DUBLIN (Reuters) - Northern Ireland temporarily suspended some post-Brexit checks at two ports on Monday after a local council withdrew staff over concerns for their safety and police said they planned to increase patrols at points of entry.
Many pro-British unionists fiercely oppose the new trade barriers introduced between Northern Ireland and the rest of the United Kingdom as part of the Northern Ireland protocol, a standalone deal for the region after Britain left the EU.
The council whose staff inspected goods at Larne Port said serious concerns around their safety were raised after a rise in "sinister and menacing behaviour" in recent weeks, including the appearance of graffiti describing port staff as "targets".

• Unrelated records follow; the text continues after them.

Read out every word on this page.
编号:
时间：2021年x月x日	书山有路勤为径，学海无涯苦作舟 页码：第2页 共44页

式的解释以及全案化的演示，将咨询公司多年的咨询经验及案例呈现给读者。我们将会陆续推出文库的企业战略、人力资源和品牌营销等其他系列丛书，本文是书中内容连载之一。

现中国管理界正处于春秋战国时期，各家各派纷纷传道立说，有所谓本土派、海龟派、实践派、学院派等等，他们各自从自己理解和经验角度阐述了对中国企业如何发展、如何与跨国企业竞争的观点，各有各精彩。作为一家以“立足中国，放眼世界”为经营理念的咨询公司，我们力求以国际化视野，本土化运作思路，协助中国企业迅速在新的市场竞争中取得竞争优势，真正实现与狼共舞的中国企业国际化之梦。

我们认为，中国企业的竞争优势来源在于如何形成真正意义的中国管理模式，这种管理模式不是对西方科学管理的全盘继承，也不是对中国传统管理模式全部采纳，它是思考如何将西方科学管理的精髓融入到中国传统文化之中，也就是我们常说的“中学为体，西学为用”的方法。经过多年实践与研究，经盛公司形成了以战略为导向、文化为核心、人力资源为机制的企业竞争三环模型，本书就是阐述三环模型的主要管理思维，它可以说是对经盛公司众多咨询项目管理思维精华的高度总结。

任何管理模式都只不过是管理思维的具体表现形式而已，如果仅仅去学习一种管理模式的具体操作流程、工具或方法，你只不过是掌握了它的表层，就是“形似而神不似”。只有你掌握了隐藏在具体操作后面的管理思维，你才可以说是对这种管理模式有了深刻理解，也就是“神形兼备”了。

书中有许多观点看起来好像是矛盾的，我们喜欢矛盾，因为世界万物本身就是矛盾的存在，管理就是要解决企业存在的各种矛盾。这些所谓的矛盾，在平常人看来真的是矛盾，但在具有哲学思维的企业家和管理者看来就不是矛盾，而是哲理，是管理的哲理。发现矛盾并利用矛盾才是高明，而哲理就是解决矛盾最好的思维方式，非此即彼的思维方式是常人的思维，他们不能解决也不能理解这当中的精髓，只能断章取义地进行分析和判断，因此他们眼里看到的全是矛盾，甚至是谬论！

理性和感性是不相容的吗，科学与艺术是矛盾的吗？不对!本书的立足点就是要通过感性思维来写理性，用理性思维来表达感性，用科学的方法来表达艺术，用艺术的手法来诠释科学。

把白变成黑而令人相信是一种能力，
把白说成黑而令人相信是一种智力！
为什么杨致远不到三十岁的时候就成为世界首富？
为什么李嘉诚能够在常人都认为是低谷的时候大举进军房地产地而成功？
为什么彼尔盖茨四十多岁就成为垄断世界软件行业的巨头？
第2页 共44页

Northern Ireland First Minister Arlene Foster, whose Democratic Unionist Party (DUP) has been calling on London to seek to remove the new trade barriers, described the actions against the port staff as utterly reprehensible.
"I have to say to them to desist. If you are against the protocol, as all unionists are, the way to deal with this is through constitutional politics," Foster told Northern Ireland broadcaster UTV.
Northern Ireland's agriculture department said it had suspended physical inspections of products of animal origin at Belfast and Larne ports but said that documentary checks will continue to be carried out as usual.
Northern Irish police said they planned to increase patrols at ports and would meet with partner agencies to discuss the matter on Tuesday.
The British-run region remains deeply divided along sectarian lines even after a 1998 peace deal, with Catholic nationalists aspiring to unification with Ireland and Protestant unionists wanting to remain part of the UK.
A "blunder" by EU officials in briefly invoking and abruptly reversing emergency powers in the Northern Ireland protocol during a showdown with Britain over COVID-19 vaccines in recent days further angered unionists.
"The (British) government need to give a very clear signal that they will deal with the issues around the protocol. It must be sorted quickly," Foster said.